My second week as an intern for the Ridges & Furrows project started off with painting posters promoting the community art workshops run by our resident artists. It marked a nice turn of pace from the frantic first week as I was able to do it in my living room. It was also a big role reversal in our house as I was doing arts and crafts and my girlfriend, who had previously done a textile degree, was reading history! I then had to go out and collect some A-boards from one of our contacts in the village and put them up in the entrances and exits to the village.
The first workshop was led by jeweller Miranda Sharpe; she taught all the attendees how to do enamelling. It was aimed at an adult audience and involved use of a small portable kiln. It was great to see the themes from the historical research used in such imaginative ways to make patterns on the metal. Here are some examples of what was made:
The second workshop was a family workshop led by artist Lyndall Phelps which aimed to create a stage-like set of the old Co-operative shop which used to run in the village. The Welbourn branch was the first rural branch of the Co-operative family and opened in the 1840s. The workshop saw a great attendance with families staying for the whole day to create whole hampers of artwork.
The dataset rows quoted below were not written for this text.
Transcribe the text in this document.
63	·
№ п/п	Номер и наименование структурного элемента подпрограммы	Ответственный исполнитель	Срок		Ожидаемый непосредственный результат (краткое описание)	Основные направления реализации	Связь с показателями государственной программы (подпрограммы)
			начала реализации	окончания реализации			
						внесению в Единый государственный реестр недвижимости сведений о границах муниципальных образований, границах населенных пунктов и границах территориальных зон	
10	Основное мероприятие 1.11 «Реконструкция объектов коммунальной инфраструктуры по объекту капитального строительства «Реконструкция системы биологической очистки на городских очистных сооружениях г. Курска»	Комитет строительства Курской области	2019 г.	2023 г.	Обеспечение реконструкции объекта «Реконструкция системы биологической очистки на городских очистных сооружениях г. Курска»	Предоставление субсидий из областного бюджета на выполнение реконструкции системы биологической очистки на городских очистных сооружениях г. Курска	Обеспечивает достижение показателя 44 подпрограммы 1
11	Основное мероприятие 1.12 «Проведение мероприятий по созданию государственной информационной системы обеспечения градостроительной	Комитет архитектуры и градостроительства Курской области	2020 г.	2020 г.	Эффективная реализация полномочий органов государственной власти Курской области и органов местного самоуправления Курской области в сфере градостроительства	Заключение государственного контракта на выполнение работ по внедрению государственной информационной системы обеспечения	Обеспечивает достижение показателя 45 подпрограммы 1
During this week I met all the local volunteers involved in the steering group meeting for Welbourn; the meeting brought together the project leads from artsNK, the historian, artists and numerous locals from the village. With representatives from the parish council, primary and secondary schools and farming community volunteering to help at every stage of the project it really felt like a project in the best interests of the community. All this work was building up to a community-led, one day festival in which the artwork created by the village would be exhibited. This was later called the ‘Welbourn Horkey’, the name taken from the end of harvest feast the farmer would provide for his workers who helped. While seeming an generous, communal gesture, this feast was held instead of payment; a practice which soon died out with the more capitalist arrangement of landlord paying peasant, which arose in the sixteenth century. I revelled in learning this information and was getting on very well with the Ridges & Furrows historian Dave Reeves. It has been a joy for me to carry on learning and researching history after the end of my degree to keep my brain working in the same way and keep certain skills honed.